New York United Hospital Medical Center closed in 2006, and is one of a dozen medical centers in New York State to close in the past decade.

The continuing trend is lengthening ambulance rides and forcing emergency crews to start treatment during the ride in.

“This machine will give me the ability to treat the patient the way they would be treated, as far as medications go,” emergency medical technician Jon Silvestri explained to CBS 2’s Lou Young.

Treatment in the ambulance is a necessity, CBS 2 was told, because the average ambulance ride will be longer as time goes on. And industry sources said hospital closings have only just begun.

“It is a tsunami,” said Bill Harrington of the Westchester County Association. “There will be consolidation of medical providers in this county, and it will be a function of market forces, and approval by the federal and state governments.”

With health care reform now taking effect, experts said the market forces that closed United Hospital are accelerating, making it tougher for individual institutions to stand alone. Thus, shuttered hospitals could be the wave of the future.

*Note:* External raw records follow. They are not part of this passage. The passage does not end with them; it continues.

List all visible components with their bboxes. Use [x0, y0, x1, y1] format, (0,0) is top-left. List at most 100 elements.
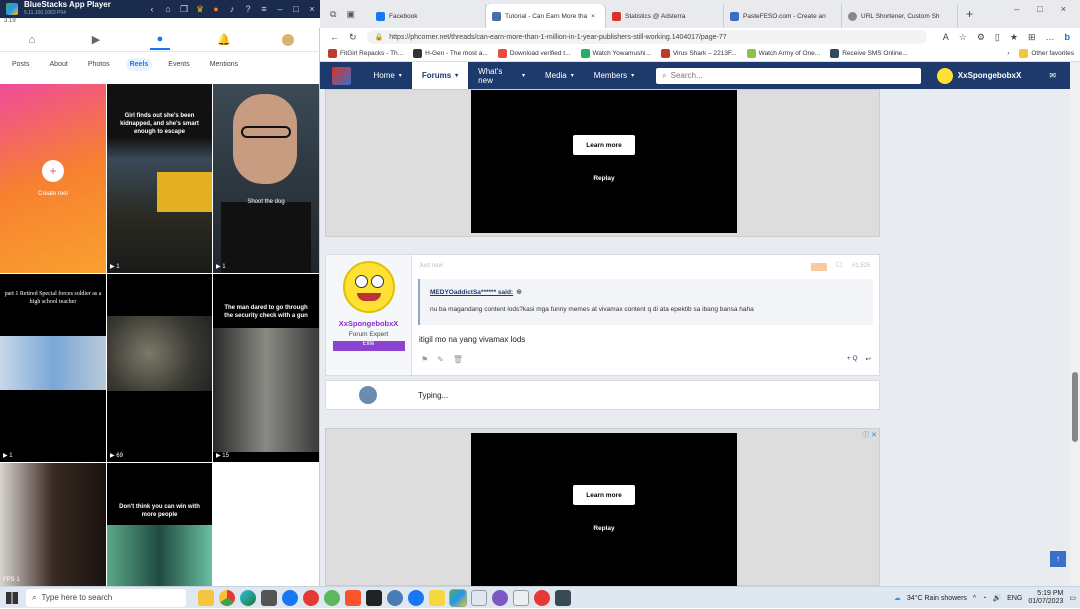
report-flag-icon[interactable]: ⚑: [421, 355, 428, 364]
start-icon[interactable]: [6, 592, 18, 604]
user-menu[interactable]: XxSpongebobxX: [936, 67, 1021, 84]
edit-icon[interactable]: ✎: [437, 355, 444, 364]
bookmark-item[interactable]: Receive SMS Online...: [830, 49, 908, 58]
close-icon[interactable]: ×: [304, 4, 320, 14]
reel-tile[interactable]: The man dared to go through the security…: [213, 274, 319, 462]
close-tab-icon[interactable]: ×: [591, 13, 595, 20]
fb-tab-photos[interactable]: Photos: [84, 58, 114, 71]
scrollbar-thumb[interactable]: [1072, 372, 1078, 442]
bookmark-icon[interactable]: ☐: [836, 261, 842, 269]
fb-bell-icon[interactable]: 🔔: [214, 30, 234, 50]
tab-adsterra[interactable]: Statistics @ Adsterra: [606, 4, 724, 28]
refresh-icon[interactable]: ↻: [349, 32, 357, 43]
tab-phcorner[interactable]: Tutorial - Can Earn More tha ×: [486, 4, 606, 28]
fb-home-icon[interactable]: ⌂: [22, 30, 42, 50]
workspaces-icon[interactable]: ⧉: [330, 9, 336, 20]
app-icon[interactable]: [366, 589, 382, 606]
fb-tab-posts[interactable]: Posts: [8, 58, 34, 71]
maximize-icon[interactable]: □: [288, 4, 304, 14]
nav-forums[interactable]: Forums ▾: [411, 62, 469, 89]
reel-tile[interactable]: Girl finds out she's been kidnapped, and…: [107, 84, 212, 273]
opera-icon[interactable]: [303, 589, 319, 606]
bookmark-item[interactable]: Watch Yowamushi...: [580, 49, 651, 58]
tab-url-shortener[interactable]: URL Shortener, Custom Sh: [842, 4, 958, 28]
collections-icon[interactable]: ⊞: [1028, 32, 1036, 43]
close-icon[interactable]: ×: [1061, 4, 1066, 14]
other-favorites[interactable]: Other favorites: [1019, 49, 1074, 58]
maximize-icon[interactable]: □: [1037, 4, 1042, 14]
weather-icon[interactable]: ☁: [894, 594, 901, 602]
bluestacks-icon[interactable]: [449, 588, 467, 607]
app-icon[interactable]: [261, 589, 277, 606]
extensions-icon[interactable]: ⚙: [977, 32, 985, 43]
split-screen-icon[interactable]: ▯: [995, 32, 1000, 43]
scrollbar[interactable]: [1070, 62, 1080, 586]
volume-icon[interactable]: 🔊: [992, 594, 1001, 602]
delete-icon[interactable]: 🗑: [453, 355, 463, 364]
bookmarks-overflow-icon[interactable]: ›: [1007, 50, 1009, 57]
scroll-top-button[interactable]: ↑: [1050, 551, 1066, 567]
multi-window-icon[interactable]: ❐: [176, 4, 192, 15]
minimize-icon[interactable]: –: [272, 4, 288, 14]
reel-tile[interactable]: FPS 1: [0, 463, 106, 586]
record-icon[interactable]: ●: [208, 4, 224, 14]
back-icon[interactable]: ←: [330, 32, 339, 42]
reel-tile[interactable]: Shoot the dog ▶ 1: [213, 84, 319, 273]
back-icon[interactable]: ‹: [144, 4, 160, 14]
post-time[interactable]: Just now: [419, 263, 443, 269]
tray-overflow-icon[interactable]: ^: [973, 595, 976, 602]
post-number[interactable]: #1,525: [852, 263, 870, 269]
app-icon[interactable]: [555, 589, 571, 606]
favorite-star-icon[interactable]: ☆: [959, 32, 967, 43]
clock[interactable]: 5:19 PM 01/07/2023: [1028, 590, 1063, 606]
bookmark-item[interactable]: FitGirl Repacks - Th...: [328, 49, 403, 58]
edge-icon[interactable]: [240, 589, 256, 606]
learn-more-button[interactable]: Learn more: [573, 135, 635, 155]
inbox-icon[interactable]: ✉: [1049, 71, 1056, 80]
fb-tab-about[interactable]: About: [46, 58, 72, 71]
yandex-icon[interactable]: [534, 589, 550, 606]
reel-tile[interactable]: part 1 Retired Special forces soldier as…: [0, 274, 106, 462]
notification-icon[interactable]: ♪: [224, 4, 240, 14]
bookmark-item[interactable]: H-Gen - The most a...: [413, 49, 488, 58]
reel-tile[interactable]: Don't think you can win with more people: [107, 463, 212, 586]
file-explorer-icon[interactable]: [198, 589, 214, 606]
app-icon[interactable]: [471, 589, 487, 606]
minimize-icon[interactable]: –: [1014, 4, 1019, 14]
replay-button[interactable]: Replay: [471, 175, 737, 182]
app-icon[interactable]: [387, 589, 403, 606]
taskbar-search[interactable]: ⌕ Type here to search: [26, 588, 186, 607]
fb-tab-mentions[interactable]: Mentions: [206, 58, 242, 71]
fb-tab-reels[interactable]: Reels: [125, 57, 153, 71]
facebook-icon[interactable]: [282, 589, 298, 606]
reel-tile[interactable]: ▶ 69: [107, 274, 212, 462]
chrome-icon[interactable]: [219, 589, 235, 606]
bookmark-item[interactable]: Virus Shark – 2213F...: [660, 49, 737, 58]
weather-text[interactable]: 34°C Rain showers: [907, 595, 967, 602]
nav-members[interactable]: Members ▾: [584, 62, 644, 89]
tab-pastefeso[interactable]: PasteFESO.com - Create an: [724, 4, 842, 28]
favorites-icon[interactable]: ★: [1010, 32, 1018, 43]
fb-profile-icon[interactable]: ●: [150, 30, 170, 50]
more-icon[interactable]: …: [1046, 32, 1055, 42]
reply-button[interactable]: ↩: [866, 355, 871, 363]
site-logo-icon[interactable]: [332, 66, 352, 85]
create-reel-tile[interactable]: + Create reel: [0, 84, 106, 273]
fb-tab-events[interactable]: Events: [164, 58, 193, 71]
home-icon[interactable]: ⌂: [160, 4, 176, 14]
adchoices-icon[interactable]: ⓘ ✕: [862, 430, 877, 440]
fb-avatar-icon[interactable]: [278, 30, 298, 50]
forum-search-input[interactable]: ⌕ Search...: [656, 67, 921, 84]
replay-button[interactable]: Replay: [471, 525, 737, 532]
app-icon[interactable]: [492, 589, 508, 606]
multiquote-button[interactable]: + Q: [847, 355, 858, 363]
quote-jump-icon[interactable]: ⊕: [516, 289, 522, 296]
bing-icon[interactable]: b: [1065, 32, 1071, 42]
read-aloud-icon[interactable]: A: [943, 32, 949, 42]
tab-facebook[interactable]: Facebook: [370, 4, 486, 28]
bookmark-item[interactable]: Download verified t...: [497, 49, 571, 58]
menu-icon[interactable]: ≡: [256, 4, 272, 14]
utorrent-icon[interactable]: [324, 589, 340, 606]
address-bar[interactable]: 🔒 https://phcorner.net/threads/can-earn-m…: [366, 30, 927, 44]
brave-icon[interactable]: [345, 589, 361, 606]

“The government, through all of the legislation, is going to take about $100 million out of this hospital — and we’re a $400 million organization,” said Jon Schandler, chief executive officer of White Plains Hospital.

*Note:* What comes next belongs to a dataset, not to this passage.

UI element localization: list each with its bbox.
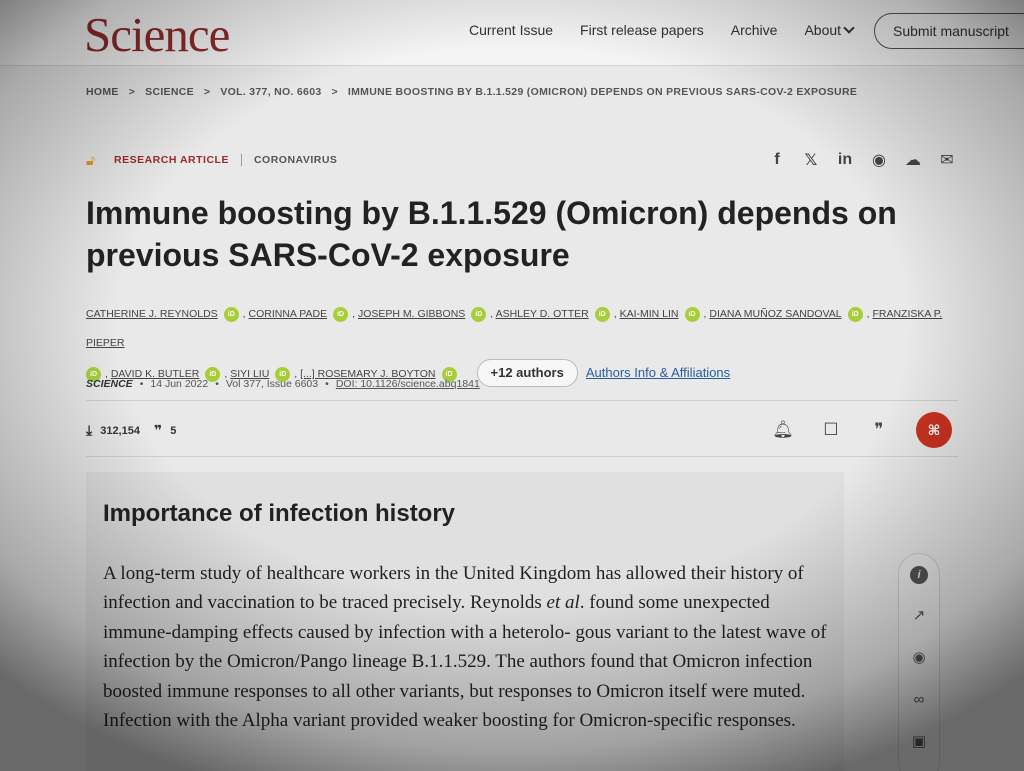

In Westchester, hospitals and medical groups are reacting by setting up partnerships, as health care shifts to medical facilities without full hospital staffing.

“I think you’re going to see more and more people never going into a hospital,” said Dr. Simeon Schwartz of WestMed Medical Group.

But when people do have to go to a hospital, it will likely take longer.

Sixteen hospitals remained open as of April 10 in Westchester County – part of a $10 billion industry that is the county’s largest employer.